Estimate the number of Ping‐Pong balls that would fit into a typical‐size room (without being crushed).?

Question

Explain fully, including all assumed values

Answer 1

A regulation ping-pong has a diameter of 40 millimeters. The best packing efficiency is achieved with face-centered cubic packing:
efficiency = π / (2*sqrt(3))
efficiency = 0.740480

Let's assume our room is 3 meters tall, 4 meters wide, and 6 meters long. It has a volume of
V = l*w*h
V = (6 m)*(4 m)*(3 m)
V = 72 m^3

Our packing efficiency of 0.740480 means that the amount of space that can actually be occupied with ping-pong balls is
Veffective = 0.740480 * V
Veffective = 0.740480 * (72 m^3)
Veffective = 53.3146 m^3

This of course ignores the poorer packing efficiency at the edges of the room, but we will assume that this error is small, because only a small fraction of the balls will be adjacent to the wall. Now, the volume of a single ping-pong ball is
Vball = 4/3*π*R^3
Vball = 4/3*π*(20 mm)^3
Vball = 4/3*π*(0.02 m)^3
Vball = 0.0000335103 m^3

So, the number of balls that fit into the effective volume of the room (which takes packing efficiency into account) is

N = Veffective / Vball
N = (53.3146 m^3) / (0.0000335103 m^3)
N = 1.591 * 10^6

So, about 1,591,000 balls will fit into a 3x4x6 meter room if packed in the most efficient manner (face-centered cubic packing).

Answer 2

Assuming a room of a rectangular brick formation.
The quickest and somewhat accurate formulate would
simply include the diameters as if the balls were cubes:
area=4/3(pi)r^3 becomes area=2r*2r*2r. Measure
the distances of each corners edge on the x, y, and z
axis and divide by the length 2r then use the floor function
to round to whole balls/cubes( floor(1.3)=1, floor(2.7)=2, etc).

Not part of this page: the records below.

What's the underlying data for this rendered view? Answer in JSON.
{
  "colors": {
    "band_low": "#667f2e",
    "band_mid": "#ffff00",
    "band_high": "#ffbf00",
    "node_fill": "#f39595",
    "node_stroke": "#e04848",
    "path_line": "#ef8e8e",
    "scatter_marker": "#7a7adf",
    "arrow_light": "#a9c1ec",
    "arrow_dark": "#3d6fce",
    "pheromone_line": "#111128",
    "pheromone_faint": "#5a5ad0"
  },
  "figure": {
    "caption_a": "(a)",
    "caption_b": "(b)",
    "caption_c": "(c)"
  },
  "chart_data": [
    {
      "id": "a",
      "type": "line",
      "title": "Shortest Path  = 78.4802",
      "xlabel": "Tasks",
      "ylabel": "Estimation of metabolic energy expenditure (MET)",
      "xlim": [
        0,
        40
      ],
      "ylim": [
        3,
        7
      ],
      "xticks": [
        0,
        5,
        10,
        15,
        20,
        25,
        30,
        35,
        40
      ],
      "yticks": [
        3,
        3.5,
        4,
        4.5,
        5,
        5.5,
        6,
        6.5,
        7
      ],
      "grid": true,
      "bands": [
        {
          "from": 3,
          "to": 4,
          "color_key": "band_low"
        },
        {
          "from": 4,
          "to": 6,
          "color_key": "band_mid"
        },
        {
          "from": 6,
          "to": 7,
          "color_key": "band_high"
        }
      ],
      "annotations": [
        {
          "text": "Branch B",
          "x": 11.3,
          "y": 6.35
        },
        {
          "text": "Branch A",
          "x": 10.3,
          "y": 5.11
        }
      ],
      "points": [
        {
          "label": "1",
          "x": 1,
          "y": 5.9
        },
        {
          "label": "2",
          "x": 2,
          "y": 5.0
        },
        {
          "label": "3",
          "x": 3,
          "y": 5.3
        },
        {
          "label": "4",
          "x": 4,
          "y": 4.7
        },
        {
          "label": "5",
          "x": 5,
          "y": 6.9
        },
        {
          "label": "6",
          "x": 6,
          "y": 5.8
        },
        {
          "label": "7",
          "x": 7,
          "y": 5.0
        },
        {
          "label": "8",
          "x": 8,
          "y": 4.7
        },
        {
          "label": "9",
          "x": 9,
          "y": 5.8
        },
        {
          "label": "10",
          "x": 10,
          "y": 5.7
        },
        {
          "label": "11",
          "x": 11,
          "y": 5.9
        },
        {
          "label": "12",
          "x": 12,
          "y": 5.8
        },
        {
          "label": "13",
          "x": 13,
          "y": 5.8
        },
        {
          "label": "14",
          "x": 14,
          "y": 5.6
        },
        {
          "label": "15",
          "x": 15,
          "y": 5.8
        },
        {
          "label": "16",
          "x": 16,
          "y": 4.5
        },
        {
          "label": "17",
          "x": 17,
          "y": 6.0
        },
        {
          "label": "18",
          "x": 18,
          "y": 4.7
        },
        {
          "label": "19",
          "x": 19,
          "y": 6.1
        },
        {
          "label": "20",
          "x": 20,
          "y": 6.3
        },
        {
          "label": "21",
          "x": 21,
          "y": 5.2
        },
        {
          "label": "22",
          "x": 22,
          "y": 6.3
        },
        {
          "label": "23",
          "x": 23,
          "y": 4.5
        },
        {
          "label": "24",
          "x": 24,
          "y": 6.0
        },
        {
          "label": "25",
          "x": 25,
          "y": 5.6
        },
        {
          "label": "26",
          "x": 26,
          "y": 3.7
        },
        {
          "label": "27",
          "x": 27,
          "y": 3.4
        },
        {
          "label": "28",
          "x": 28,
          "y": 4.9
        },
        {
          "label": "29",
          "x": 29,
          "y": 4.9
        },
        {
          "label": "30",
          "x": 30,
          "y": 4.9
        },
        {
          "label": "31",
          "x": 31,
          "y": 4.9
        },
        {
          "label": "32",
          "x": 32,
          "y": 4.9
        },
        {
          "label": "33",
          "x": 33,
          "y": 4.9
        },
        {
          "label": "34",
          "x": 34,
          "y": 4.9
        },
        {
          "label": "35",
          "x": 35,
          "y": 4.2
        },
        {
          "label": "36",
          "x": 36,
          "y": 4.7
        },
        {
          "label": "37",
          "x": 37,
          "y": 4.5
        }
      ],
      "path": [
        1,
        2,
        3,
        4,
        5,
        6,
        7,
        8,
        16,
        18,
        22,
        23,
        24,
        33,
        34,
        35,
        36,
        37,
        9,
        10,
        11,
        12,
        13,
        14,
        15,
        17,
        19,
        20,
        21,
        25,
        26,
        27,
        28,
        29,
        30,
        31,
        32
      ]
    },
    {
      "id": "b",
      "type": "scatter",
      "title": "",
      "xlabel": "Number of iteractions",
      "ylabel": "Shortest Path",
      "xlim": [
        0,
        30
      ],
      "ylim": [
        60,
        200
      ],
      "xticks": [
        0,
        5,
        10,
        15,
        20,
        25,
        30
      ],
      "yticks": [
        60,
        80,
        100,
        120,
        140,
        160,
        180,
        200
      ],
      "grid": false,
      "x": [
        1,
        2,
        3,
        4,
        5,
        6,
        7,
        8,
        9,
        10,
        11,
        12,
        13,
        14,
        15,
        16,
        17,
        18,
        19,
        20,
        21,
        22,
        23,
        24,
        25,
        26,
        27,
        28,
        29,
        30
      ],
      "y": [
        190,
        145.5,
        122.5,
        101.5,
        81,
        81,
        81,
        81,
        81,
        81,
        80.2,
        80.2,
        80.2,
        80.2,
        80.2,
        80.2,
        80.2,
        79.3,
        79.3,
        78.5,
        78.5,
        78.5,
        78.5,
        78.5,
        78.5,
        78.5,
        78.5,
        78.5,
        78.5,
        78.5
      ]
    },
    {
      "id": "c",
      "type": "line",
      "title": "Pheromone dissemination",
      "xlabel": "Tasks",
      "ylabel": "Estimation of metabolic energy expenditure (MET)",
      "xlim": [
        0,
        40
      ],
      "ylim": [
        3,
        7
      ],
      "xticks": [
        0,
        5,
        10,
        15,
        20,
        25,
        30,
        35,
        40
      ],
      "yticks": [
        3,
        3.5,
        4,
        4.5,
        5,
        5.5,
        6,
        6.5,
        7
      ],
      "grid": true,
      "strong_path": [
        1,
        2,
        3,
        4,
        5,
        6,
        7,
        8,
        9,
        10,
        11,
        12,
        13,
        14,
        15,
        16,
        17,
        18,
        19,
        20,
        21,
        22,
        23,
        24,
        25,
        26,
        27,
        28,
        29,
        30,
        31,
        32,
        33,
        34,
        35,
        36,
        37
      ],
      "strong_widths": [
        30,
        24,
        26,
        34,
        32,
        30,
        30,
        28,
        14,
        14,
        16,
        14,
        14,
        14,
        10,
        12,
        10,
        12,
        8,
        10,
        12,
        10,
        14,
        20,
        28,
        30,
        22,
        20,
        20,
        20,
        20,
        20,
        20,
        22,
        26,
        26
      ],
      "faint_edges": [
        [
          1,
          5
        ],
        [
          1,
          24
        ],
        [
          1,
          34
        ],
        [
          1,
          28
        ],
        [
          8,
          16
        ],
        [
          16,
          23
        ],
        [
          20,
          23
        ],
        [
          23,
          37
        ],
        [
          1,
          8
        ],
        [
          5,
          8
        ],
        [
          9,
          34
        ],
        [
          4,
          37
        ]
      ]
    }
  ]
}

Although such an estimation would be somewhat accurate
consider that each ball can sit within the crevice of the
curved balls underneath it. By treating the balls as
cubes we neglected the space around the curved
edges. Imagine that for every 4 balls a ball can sit
on top of them inbetween the four and conserve more
space. However, it isn't that simple, consider that the
walls will prevent some of the balls around the edges
of the room from being seated on top. Furthermore,
consider that for all of the middle ball alignments
some of the balls which sit on top share bunkers
provided by the lower layer with the balls on the same
layer. Therefore, we don't get a constant 1 ball for
every 4 underneath because 2 balls on the same
layer might share 2 balls from the layer beneath.
If all of the balls were aligned then the formula
might look something like:
bottom layer: same as we calculated above(treat as cubes)
middle layers:
[(area)-(edge area) ] / 2r; with height being less than
2r because the balls are seated in crevices perhaps
(4/5)*2r would be a good approximation.
top layer: allow space which isn't large enough to fit balls